DENVER ” Colorado’s unemployment rate inched up to 5.8 percent in November, as businesses reported a steeper drop in nonfarm employment than state labor officials expected.

The jobless rate was one-tenth of a percentage point higher than October and 1.8 percentage points higher than in November of last year, the Colorado Department of Labor and Employment said Friday.

The national unemployment rate was 6.7 percent in November.



Nonfarm wage and salary employment declined by about 5,500 positions, with the biggest losses coming in construction, professional and business services, and leisure and hospitality, the labor department said. The drop of 4,800 construction jobs in November was larger than the normal seasonal decline.
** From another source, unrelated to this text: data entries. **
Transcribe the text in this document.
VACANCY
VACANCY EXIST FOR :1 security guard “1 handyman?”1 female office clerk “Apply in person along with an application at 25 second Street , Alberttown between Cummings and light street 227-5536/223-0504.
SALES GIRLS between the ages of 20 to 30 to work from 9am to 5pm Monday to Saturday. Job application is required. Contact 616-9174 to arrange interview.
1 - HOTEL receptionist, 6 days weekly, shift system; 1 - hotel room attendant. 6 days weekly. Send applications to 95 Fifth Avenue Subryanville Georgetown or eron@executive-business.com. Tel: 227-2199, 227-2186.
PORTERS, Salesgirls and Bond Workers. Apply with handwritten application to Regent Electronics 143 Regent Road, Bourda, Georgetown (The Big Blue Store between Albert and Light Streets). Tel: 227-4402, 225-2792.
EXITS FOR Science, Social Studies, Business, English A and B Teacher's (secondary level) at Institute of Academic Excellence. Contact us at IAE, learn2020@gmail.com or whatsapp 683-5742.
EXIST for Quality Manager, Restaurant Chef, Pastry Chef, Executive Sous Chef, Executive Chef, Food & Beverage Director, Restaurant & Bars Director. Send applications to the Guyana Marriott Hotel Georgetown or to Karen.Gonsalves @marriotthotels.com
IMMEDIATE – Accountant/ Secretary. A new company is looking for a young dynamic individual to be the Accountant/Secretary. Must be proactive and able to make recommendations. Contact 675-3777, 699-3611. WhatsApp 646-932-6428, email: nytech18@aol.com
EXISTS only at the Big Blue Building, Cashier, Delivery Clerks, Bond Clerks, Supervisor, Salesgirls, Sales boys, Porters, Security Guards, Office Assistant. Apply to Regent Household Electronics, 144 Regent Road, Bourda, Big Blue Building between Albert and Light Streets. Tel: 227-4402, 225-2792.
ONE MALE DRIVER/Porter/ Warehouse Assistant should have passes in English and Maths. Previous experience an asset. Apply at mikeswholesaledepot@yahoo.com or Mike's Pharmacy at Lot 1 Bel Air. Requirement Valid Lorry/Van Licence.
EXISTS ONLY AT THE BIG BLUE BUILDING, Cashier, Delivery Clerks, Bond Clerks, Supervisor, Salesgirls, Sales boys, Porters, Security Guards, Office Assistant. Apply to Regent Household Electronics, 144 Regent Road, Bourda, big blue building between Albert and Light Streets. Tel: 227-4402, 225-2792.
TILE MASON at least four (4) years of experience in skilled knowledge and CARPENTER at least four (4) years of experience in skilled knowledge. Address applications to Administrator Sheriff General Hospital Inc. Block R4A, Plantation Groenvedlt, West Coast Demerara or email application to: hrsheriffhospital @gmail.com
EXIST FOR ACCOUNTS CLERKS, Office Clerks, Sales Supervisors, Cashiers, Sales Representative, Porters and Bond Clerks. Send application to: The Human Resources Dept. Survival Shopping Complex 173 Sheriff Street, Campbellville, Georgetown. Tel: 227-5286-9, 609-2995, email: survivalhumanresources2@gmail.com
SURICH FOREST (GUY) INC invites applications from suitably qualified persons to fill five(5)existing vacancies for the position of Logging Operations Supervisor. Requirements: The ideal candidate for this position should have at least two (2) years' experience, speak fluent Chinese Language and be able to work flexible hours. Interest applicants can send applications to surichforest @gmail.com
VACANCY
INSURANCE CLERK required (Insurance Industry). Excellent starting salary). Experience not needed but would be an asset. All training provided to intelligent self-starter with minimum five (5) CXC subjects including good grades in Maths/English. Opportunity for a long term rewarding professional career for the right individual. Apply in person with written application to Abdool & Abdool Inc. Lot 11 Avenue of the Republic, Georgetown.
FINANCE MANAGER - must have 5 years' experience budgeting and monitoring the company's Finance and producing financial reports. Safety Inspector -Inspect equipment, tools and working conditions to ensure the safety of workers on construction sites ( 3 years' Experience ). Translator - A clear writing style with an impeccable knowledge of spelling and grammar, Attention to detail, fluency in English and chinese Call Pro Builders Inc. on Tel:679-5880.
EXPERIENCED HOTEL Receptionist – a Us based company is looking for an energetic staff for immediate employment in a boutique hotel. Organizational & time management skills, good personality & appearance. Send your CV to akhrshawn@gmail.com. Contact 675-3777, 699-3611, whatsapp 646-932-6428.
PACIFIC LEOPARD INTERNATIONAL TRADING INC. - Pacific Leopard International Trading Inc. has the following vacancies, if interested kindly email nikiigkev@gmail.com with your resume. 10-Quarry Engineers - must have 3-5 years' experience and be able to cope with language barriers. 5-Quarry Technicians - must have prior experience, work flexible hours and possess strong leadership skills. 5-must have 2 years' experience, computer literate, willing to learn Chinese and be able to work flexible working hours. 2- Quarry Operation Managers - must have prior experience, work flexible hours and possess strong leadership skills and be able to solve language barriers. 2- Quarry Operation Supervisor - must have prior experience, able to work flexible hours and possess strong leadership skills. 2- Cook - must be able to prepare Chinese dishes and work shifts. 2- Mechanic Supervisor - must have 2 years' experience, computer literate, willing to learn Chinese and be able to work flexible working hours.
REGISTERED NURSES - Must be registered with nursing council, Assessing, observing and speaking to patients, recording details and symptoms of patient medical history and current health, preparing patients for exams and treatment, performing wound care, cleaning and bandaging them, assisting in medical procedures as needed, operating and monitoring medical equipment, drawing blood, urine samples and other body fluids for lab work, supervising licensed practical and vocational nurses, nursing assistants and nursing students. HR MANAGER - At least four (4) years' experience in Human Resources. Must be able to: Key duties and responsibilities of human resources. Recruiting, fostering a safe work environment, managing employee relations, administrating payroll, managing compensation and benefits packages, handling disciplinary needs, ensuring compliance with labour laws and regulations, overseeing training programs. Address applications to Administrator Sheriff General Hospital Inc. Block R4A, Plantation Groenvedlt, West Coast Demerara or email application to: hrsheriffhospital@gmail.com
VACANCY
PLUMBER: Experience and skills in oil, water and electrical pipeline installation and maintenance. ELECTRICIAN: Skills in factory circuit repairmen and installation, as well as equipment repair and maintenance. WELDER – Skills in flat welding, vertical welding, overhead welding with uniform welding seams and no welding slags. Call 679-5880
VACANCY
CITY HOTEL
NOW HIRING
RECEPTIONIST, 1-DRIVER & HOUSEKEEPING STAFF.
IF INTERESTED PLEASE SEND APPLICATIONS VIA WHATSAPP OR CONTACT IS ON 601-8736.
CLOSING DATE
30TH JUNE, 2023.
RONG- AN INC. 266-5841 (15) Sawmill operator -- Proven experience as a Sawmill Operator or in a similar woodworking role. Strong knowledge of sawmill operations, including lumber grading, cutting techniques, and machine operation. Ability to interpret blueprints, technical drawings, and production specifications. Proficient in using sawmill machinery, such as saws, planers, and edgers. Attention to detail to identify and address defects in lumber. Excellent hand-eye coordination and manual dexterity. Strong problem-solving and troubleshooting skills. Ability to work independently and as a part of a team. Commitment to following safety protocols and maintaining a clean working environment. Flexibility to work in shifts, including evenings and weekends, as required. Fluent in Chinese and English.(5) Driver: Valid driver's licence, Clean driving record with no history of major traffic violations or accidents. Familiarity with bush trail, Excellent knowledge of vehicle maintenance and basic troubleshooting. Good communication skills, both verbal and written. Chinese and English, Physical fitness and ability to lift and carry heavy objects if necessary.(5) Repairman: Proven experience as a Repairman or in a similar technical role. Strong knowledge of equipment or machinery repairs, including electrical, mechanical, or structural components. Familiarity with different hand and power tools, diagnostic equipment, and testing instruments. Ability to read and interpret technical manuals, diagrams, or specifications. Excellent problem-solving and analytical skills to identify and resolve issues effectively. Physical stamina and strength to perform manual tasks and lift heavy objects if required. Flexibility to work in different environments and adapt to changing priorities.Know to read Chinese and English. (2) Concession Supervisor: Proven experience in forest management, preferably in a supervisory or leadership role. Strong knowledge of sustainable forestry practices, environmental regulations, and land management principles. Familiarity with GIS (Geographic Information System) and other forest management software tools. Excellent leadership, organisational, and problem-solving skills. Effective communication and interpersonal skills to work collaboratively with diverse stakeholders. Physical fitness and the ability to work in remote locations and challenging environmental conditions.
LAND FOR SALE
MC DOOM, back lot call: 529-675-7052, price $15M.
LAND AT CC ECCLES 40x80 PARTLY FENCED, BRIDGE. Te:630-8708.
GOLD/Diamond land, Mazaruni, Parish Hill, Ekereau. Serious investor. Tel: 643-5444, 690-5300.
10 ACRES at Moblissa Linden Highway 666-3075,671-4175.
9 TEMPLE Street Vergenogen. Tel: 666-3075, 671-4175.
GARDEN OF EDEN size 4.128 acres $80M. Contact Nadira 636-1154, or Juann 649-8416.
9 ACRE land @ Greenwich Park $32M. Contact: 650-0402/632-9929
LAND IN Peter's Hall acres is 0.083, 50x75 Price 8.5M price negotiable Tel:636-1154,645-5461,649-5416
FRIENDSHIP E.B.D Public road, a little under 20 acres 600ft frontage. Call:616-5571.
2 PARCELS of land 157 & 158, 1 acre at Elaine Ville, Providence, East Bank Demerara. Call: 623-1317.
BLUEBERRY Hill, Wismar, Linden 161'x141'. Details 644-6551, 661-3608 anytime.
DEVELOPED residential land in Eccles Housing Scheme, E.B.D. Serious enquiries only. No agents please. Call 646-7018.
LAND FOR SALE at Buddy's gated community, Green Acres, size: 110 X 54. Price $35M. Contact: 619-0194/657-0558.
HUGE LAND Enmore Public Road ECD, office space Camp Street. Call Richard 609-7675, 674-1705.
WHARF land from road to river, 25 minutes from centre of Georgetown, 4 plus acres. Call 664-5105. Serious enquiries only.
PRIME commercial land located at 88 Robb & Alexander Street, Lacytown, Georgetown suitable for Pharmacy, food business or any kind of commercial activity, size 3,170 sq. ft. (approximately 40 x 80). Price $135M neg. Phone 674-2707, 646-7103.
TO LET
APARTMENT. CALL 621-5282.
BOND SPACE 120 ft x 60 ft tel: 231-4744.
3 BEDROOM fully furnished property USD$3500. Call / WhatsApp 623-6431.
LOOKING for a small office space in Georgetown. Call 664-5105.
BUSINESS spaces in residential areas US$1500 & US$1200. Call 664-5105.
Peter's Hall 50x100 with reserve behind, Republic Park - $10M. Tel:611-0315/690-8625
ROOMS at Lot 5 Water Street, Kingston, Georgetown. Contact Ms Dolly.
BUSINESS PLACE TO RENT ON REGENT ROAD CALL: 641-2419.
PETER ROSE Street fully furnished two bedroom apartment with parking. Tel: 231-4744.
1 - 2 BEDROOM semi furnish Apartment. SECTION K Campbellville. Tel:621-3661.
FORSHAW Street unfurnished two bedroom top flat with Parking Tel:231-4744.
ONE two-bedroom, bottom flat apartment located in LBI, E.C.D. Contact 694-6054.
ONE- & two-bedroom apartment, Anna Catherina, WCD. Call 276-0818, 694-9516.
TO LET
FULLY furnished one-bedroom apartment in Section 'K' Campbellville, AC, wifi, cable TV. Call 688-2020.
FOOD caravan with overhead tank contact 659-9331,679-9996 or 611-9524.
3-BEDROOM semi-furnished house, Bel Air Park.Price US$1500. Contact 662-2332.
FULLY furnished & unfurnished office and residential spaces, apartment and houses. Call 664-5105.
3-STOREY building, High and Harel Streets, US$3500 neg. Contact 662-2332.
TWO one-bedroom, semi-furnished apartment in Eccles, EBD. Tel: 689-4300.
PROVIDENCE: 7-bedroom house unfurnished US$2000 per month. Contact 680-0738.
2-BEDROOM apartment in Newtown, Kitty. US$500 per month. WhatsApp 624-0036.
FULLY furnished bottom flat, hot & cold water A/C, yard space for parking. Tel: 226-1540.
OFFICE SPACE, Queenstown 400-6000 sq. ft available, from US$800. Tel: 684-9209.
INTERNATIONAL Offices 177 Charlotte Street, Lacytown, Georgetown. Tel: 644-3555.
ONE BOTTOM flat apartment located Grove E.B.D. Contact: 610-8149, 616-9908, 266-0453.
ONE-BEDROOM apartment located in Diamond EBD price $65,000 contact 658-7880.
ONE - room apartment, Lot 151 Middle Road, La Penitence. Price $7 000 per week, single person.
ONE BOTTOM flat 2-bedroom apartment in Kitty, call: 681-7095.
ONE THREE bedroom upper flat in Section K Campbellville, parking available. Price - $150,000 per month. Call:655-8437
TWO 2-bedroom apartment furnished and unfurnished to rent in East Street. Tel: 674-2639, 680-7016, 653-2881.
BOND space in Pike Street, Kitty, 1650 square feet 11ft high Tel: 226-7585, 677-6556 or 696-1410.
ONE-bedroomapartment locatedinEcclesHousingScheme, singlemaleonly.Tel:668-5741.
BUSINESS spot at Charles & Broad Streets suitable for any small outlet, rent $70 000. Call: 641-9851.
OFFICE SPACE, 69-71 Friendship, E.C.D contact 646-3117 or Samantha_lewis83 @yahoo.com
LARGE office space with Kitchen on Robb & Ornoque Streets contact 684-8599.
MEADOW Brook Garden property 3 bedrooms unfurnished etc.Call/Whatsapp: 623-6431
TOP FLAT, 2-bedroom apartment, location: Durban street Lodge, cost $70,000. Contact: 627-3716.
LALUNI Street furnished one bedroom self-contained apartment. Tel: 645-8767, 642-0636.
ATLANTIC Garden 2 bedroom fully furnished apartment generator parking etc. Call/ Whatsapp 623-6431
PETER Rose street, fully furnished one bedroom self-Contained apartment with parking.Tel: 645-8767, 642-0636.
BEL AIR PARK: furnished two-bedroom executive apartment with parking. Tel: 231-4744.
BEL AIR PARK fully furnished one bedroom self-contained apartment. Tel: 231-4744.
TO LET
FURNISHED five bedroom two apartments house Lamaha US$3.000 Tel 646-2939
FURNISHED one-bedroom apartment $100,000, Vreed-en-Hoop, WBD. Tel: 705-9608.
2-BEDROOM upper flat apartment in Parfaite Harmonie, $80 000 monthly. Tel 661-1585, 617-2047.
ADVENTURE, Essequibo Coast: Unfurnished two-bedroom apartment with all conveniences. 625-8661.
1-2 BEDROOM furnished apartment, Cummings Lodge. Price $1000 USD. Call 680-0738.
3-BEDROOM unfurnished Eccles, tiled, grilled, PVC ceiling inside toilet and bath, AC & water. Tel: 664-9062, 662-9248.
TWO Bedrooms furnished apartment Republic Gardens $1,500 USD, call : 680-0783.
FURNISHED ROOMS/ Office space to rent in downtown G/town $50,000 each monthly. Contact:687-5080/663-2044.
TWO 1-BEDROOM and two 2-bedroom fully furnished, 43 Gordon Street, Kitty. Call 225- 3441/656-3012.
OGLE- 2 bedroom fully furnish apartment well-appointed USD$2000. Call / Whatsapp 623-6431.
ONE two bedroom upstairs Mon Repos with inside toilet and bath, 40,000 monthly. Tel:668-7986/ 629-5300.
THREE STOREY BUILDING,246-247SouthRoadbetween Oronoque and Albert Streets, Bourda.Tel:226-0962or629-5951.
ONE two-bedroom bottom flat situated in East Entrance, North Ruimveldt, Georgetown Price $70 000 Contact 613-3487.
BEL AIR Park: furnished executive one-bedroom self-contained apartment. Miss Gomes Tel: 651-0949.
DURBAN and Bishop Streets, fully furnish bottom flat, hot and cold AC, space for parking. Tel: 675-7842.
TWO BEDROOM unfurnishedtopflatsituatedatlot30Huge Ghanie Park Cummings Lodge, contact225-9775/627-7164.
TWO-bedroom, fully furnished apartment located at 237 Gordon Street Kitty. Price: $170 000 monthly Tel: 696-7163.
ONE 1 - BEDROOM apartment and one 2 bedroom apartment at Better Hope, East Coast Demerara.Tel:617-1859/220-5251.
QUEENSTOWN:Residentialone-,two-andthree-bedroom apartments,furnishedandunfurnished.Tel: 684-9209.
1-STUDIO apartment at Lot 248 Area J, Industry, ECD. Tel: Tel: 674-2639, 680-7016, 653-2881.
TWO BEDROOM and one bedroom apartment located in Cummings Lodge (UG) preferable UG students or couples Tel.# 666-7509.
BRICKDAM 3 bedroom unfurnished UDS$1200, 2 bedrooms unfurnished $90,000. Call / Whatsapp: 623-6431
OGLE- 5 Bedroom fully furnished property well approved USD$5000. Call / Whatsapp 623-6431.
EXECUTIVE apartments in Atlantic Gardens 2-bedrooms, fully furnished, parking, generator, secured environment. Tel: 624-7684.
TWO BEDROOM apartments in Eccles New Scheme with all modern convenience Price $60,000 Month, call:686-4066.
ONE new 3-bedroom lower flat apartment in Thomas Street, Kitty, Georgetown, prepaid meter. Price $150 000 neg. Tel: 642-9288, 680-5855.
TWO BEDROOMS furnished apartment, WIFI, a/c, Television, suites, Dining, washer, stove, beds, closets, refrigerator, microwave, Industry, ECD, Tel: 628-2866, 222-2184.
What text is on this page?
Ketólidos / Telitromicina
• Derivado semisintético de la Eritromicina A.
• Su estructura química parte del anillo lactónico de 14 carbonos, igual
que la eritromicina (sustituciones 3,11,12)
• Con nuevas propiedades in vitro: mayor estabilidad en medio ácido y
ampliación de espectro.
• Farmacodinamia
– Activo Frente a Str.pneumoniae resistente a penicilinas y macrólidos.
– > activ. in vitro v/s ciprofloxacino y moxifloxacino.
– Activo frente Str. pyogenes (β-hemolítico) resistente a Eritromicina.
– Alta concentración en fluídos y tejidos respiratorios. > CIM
The number of employed Coloradans fell by 8,900 in November to almost 2.6 million, showing the state is still feeling the effects of credit markets that froze up in September.




“We’re still in the reverberation of the shock,” said Joseph Winter, senior economist with the state labor department.

It was the third straight monthly decline in wage and salary jobs, the longest in the state since early 2003.

The weekly average for initial unemployment claims in November was roughly 4,600 ” up from around 2,500 in November 2007, Winter said.

Former deputy sheriff and truck driver Bill Stevens of Colorado Springs has yet to file for unemployment benefits, despite losing his two-month-old heating, ventilation and air conditioning job Aug. 28. On that day, he was invited to a company barbecue, only to be told he was being laid off, he said.

After months of scouring help-wanted ads and submitting job applications, Stevens, 42, applied for work at McDonald’s. He was told he was overqualified.

“The economy is just terrible,” he said. “In my case, I have never gone more than two days without a job.

“You’re sitting there like, ‘I need to get a job, I don’t care what it is.’ I even put in for school districts, for janitorial work, for bus drivers. You think they always need bus drivers. Well, right now, they don’t,” Stevens said.

Now Stevens is applying for a Border Patrol job in Arizona and a police department job in Lubbock, Texas. He also spoke to an Army recruiter about becoming a reservist working in avionics at Fort Carson.

In the meantime, he is working odd jobs and relying on family to keep up with his mortgage and bills.

“A paycheck would be a welcome sight,” Stevens said.